11 Banks v Farmer [2021] NZHC 1922.
12 Banks v Farmer [2022] NZHC 458 at [3].
13 Dempsey Wood Civil Ltd v Gapes [2021] NZHC 2933.
[59]Fitzgerald J said in Dempsey Wood:14
In Madsen-Ries v Cooper (Debut Homes), the Supreme Court left the question of when an award pursuant to s 301 can be made to direct to a creditor for decision in a case in which that issue directly arose.15 The Court of Appeal in Mainzeal recently took a similar approach.16
[60] I remind myself that the threshold for a stay under s 15.1 of the Rules is that the proceeding would otherwise qualify for strike out. In order for Mr Boaden’s cause of action under s 301 to be struck out, and therefore qualify to be stayed, Couch v The Attorney General provides that the cause of action must be clearly untenable.17 Couch also tells us that the Court should be slow to strike out a claim in any developing area of the law.
[61] The reality is, with there being competing lines of authority, some supporting Mr Boaden’s claim and some against it, it cannot be said his cause of action is untenable. Justice Moore’s conclusion in Banks as to why s 301 was not available is not applicable in this case as the liquidation of Civil is ongoing.
[62] I note that even if the law was that any recovery by Mr Boaden had to be paid to Civil, such a conclusion may be something of an own goal for Mr Mahoney as Mr Boaden could amend his claim seeking orders that Mr Mahoney pay not only what is due to Mr Boaden, but what is due to other creditors of Civil.
[63] As to the discovery issue relied on in the application for stay as set out above, Mr Boaden has obtained orders by consent for the inspection of the liquidator’s documents. Mr Boaden has made his own discovery application subject to the first part of this judgment. The discovery issues raised by Mr Mahoney are no basis for a stay.
[64] The stay application is declined given, in my view, the threshold for a strike out which must be met before a stay is granted, is not met. Where there are authorities for and against Mr Boaden’s reliance on s 301 to obtain direct compensation, I do not consider his claim can be seen as untenable.
14 At [10].
15 Madsen-Ries v Cooper [2020] NZSC 100, [2021] 1 NZLR 43.
16 Yan v Mainzeal Property and Construction Limited (in liq) [2021] NZCA 99 at [255(d)] and [309].
17 Couch v The Attorney General [2010] NZSC 27, [2010] 3 NZLR 149.
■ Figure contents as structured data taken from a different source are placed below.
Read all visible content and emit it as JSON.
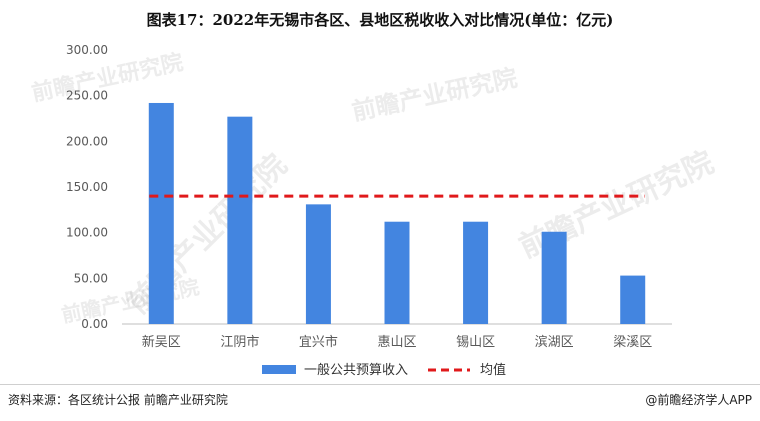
{
  "title": "图表17：2022年无锡市各区、县地区税收收入对比情况(单位：亿元)",
  "source": "资料来源：各区统计公报 前瞻产业研究院",
  "credit": "@前瞻经济学人APP",
  "watermark": "前瞻产业研究院",
  "colors": {
    "bar": "#4385e0",
    "mean": "#e0191b",
    "axis": "#bfbfbf",
    "tick_text": "#595959"
  },
  "chart_data": {
    "type": "bar",
    "categories": [
      "新吴区",
      "江阴市",
      "宜兴市",
      "惠山区",
      "锡山区",
      "滨湖区",
      "梁溪区"
    ],
    "series": [
      {
        "name": "一般公共预算收入",
        "type": "bar",
        "values": [
          242,
          227,
          131,
          112,
          112,
          101,
          53
        ]
      },
      {
        "name": "均值",
        "type": "line",
        "style": "dashed",
        "values": [
          140,
          140,
          140,
          140,
          140,
          140,
          140
        ]
      }
    ],
    "yticks": [
      "0.00",
      "50.00",
      "100.00",
      "150.00",
      "200.00",
      "250.00",
      "300.00"
    ],
    "ylim": [
      0,
      300
    ],
    "grid": false,
    "legend_position": "bottom"
  }
}
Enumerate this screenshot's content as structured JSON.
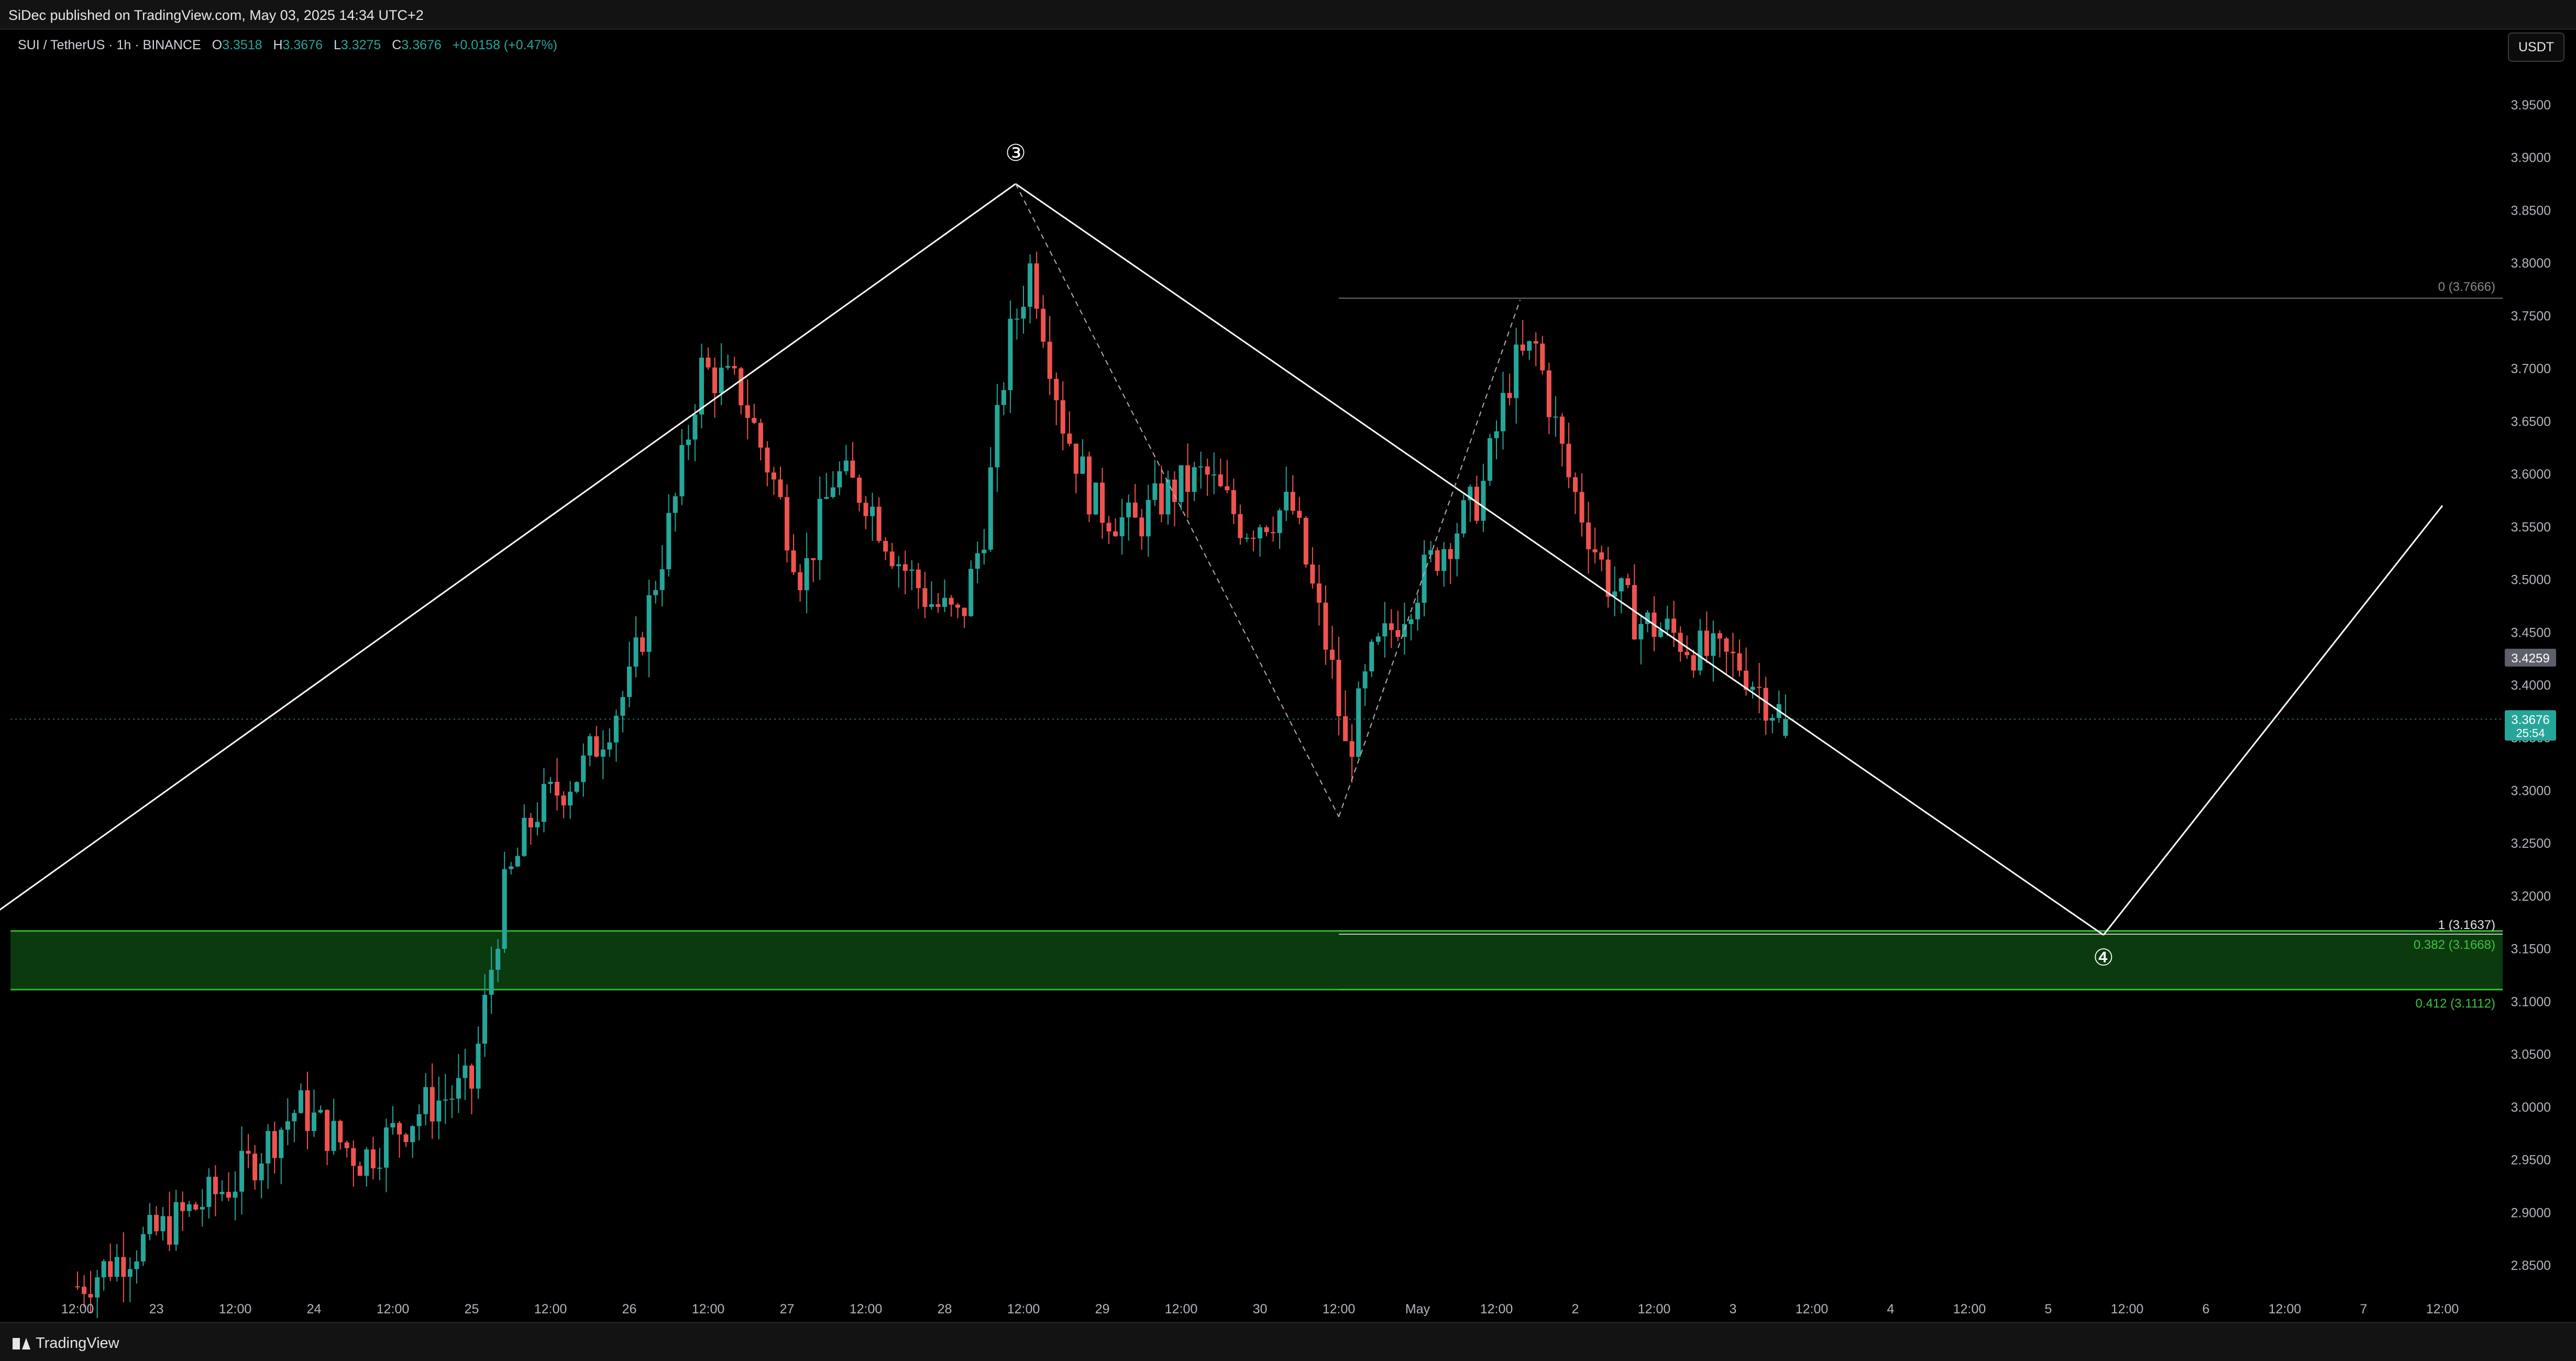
{
  "header": {
    "published": "SiDec published on TradingView.com, May 03, 2025 14:34 UTC+2"
  },
  "legend": {
    "symbol": "SUI / TetherUS · 1h · BINANCE",
    "open_label": "O",
    "open": "3.3518",
    "high_label": "H",
    "high": "3.3676",
    "low_label": "L",
    "low": "3.3275",
    "close_label": "C",
    "close": "3.3676",
    "change": "+0.0158 (+0.47%)"
  },
  "currency": "USDT",
  "footer": {
    "brand": "TradingView"
  },
  "colors": {
    "up": "#26a69a",
    "down": "#ef5350",
    "zone_fill": "#0b3a0e",
    "zone_line": "#2db52d",
    "line": "#ffffff"
  },
  "chart_data": {
    "type": "candlestick",
    "ylim": [
      2.81,
      4.0
    ],
    "y_ticks": [
      "3.9500",
      "3.9000",
      "3.8500",
      "3.8000",
      "3.7500",
      "3.7000",
      "3.6500",
      "3.6000",
      "3.5500",
      "3.5000",
      "3.4500",
      "3.4000",
      "3.3500",
      "3.3000",
      "3.2500",
      "3.2000",
      "3.1500",
      "3.1000",
      "3.0500",
      "3.0000",
      "2.9500",
      "2.9000",
      "2.8500"
    ],
    "x_ticks": [
      "12:00",
      "23",
      "12:00",
      "24",
      "12:00",
      "25",
      "12:00",
      "26",
      "12:00",
      "27",
      "12:00",
      "28",
      "12:00",
      "29",
      "12:00",
      "30",
      "12:00",
      "May",
      "12:00",
      "2",
      "12:00",
      "3",
      "12:00",
      "4",
      "12:00",
      "5",
      "12:00",
      "6",
      "12:00",
      "7",
      "12:00"
    ],
    "price_labels": [
      {
        "value": 3.4259,
        "text": "3.4259",
        "color": "#5d606b"
      },
      {
        "value": 3.3676,
        "text": "3.3676",
        "sub": "25:54",
        "color": "#26a69a"
      }
    ],
    "fib_levels": [
      {
        "value": 3.7666,
        "label": "0 (3.7666)",
        "color": "#8a8a8a"
      },
      {
        "value": 3.1637,
        "label": "1 (3.1637)",
        "color": "#e6e6e6"
      },
      {
        "value": 3.1668,
        "label": "0.382 (3.1668)",
        "color": "#3ec43e"
      },
      {
        "value": 3.1112,
        "label": "0.412 (3.1112)",
        "color": "#3ec43e"
      }
    ],
    "zone": {
      "top": 3.1668,
      "bottom": 3.1112
    },
    "wave_labels": [
      "③",
      "④"
    ],
    "wave_points": [
      {
        "t": -3.6,
        "p": 2.855
      },
      {
        "t": 5.95,
        "p": 3.875
      },
      {
        "t": 12.85,
        "p": 3.163
      }
    ],
    "projection": [
      {
        "t": 12.85,
        "p": 3.163
      },
      {
        "t": 15.0,
        "p": 3.57
      }
    ],
    "dashed_fib": [
      {
        "t": 5.95,
        "p": 3.875
      },
      {
        "t": 8.0,
        "p": 3.275
      },
      {
        "t": 9.15,
        "p": 3.765
      }
    ],
    "candles_anchor": [
      [
        0,
        2.83
      ],
      [
        0.5,
        2.88
      ],
      [
        1.0,
        2.93
      ],
      [
        1.4,
        3.0
      ],
      [
        1.8,
        2.95
      ],
      [
        2.2,
        3.0
      ],
      [
        2.5,
        3.02
      ],
      [
        2.7,
        3.2
      ],
      [
        2.9,
        3.28
      ],
      [
        3.2,
        3.32
      ],
      [
        3.5,
        3.4
      ],
      [
        3.8,
        3.58
      ],
      [
        3.95,
        3.7
      ],
      [
        4.2,
        3.68
      ],
      [
        4.4,
        3.6
      ],
      [
        4.6,
        3.5
      ],
      [
        4.8,
        3.6
      ],
      [
        5.0,
        3.58
      ],
      [
        5.2,
        3.52
      ],
      [
        5.4,
        3.48
      ],
      [
        5.6,
        3.46
      ],
      [
        5.75,
        3.55
      ],
      [
        5.9,
        3.72
      ],
      [
        6.05,
        3.8
      ],
      [
        6.25,
        3.65
      ],
      [
        6.45,
        3.57
      ],
      [
        6.7,
        3.55
      ],
      [
        6.9,
        3.58
      ],
      [
        7.15,
        3.6
      ],
      [
        7.4,
        3.55
      ],
      [
        7.7,
        3.57
      ],
      [
        7.95,
        3.42
      ],
      [
        8.05,
        3.33
      ],
      [
        8.2,
        3.42
      ],
      [
        8.4,
        3.47
      ],
      [
        8.6,
        3.52
      ],
      [
        8.9,
        3.58
      ],
      [
        9.1,
        3.7
      ],
      [
        9.25,
        3.72
      ],
      [
        9.45,
        3.6
      ],
      [
        9.7,
        3.5
      ],
      [
        9.9,
        3.46
      ],
      [
        10.1,
        3.45
      ],
      [
        10.3,
        3.43
      ],
      [
        10.55,
        3.42
      ],
      [
        10.75,
        3.38
      ],
      [
        10.85,
        3.3676
      ]
    ],
    "seed": 7
  }
}
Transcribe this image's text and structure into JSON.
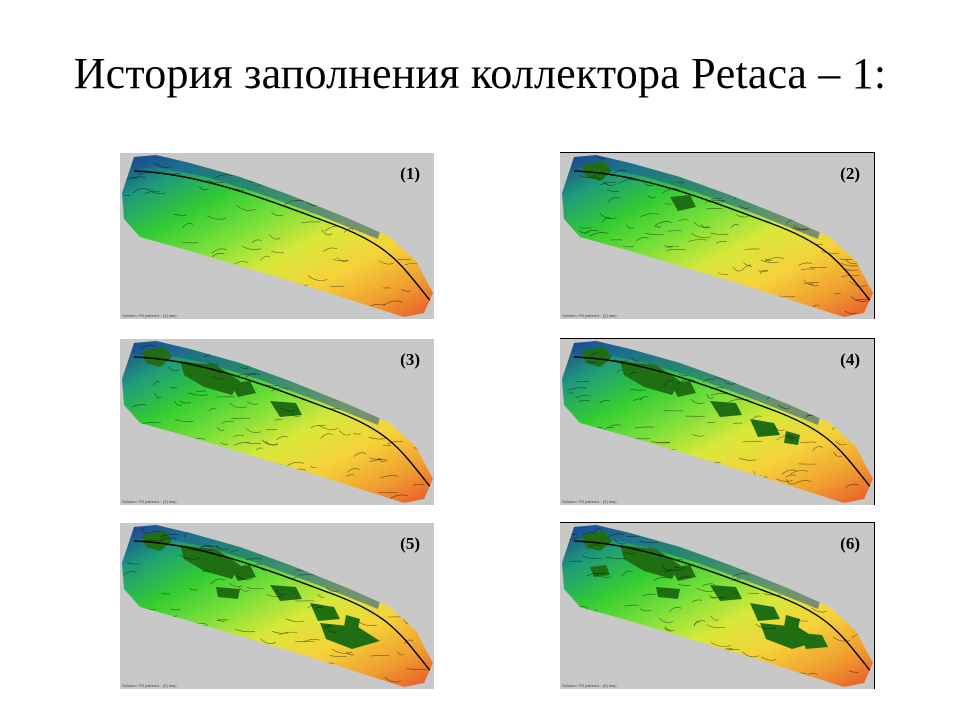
{
  "title": "История заполнения коллектора Petaca – 1:",
  "panels": [
    {
      "label": "(1)",
      "fill_stage": 0,
      "caption": "Solution: Fill patterns - (1) step"
    },
    {
      "label": "(2)",
      "fill_stage": 1,
      "caption": "Solution: Fill patterns - (2) step"
    },
    {
      "label": "(3)",
      "fill_stage": 2,
      "caption": "Solution: Fill patterns - (3) step"
    },
    {
      "label": "(4)",
      "fill_stage": 3,
      "caption": "Solution: Fill patterns - (4) step"
    },
    {
      "label": "(5)",
      "fill_stage": 4,
      "caption": "Solution: Fill patterns - (5) step"
    },
    {
      "label": "(6)",
      "fill_stage": 5,
      "caption": "Solution: Fill patterns - (6) step"
    }
  ],
  "colors": {
    "background": "#ffffff",
    "panel_background": "#c8c8c8",
    "map_gradient": [
      "#1a3d8f",
      "#1f9a7a",
      "#33cc33",
      "#7be03a",
      "#d8e83a",
      "#f5d23a",
      "#f0a030",
      "#e8552a"
    ],
    "filled_region": "#1f6e12",
    "contour_lines": "#000000"
  }
}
[65] Mr Bowler, relying on Mitchell v Hesketh, submitted this proceeding should be stayed until Mr Boaden amends his prayer for relief to seek that any recovery be paid to the liquidator.18 That submission, however, assumes that s 301 is limited in the way described in Banks. Until there is appellate determination on that issue, in my view, it is not the foundation for a strikeout/stay.
Costs
[66]Costs on the applications are reserved.
Associate Judge Lester
Solicitors:
Holland Beckett Law, Tauranga (for Plaintiff) Neilsons Lawyers, Auckland (for Defendant)
Copy to counsel:
B Hollyman KC, Barrister, Auckland (for Plaintiff) N G Lawrence, Barrister, Auckland (for Plaintiff)
18 Mitchell v Hesketh, HC Dunedin, 19 December 1997, CP47/97.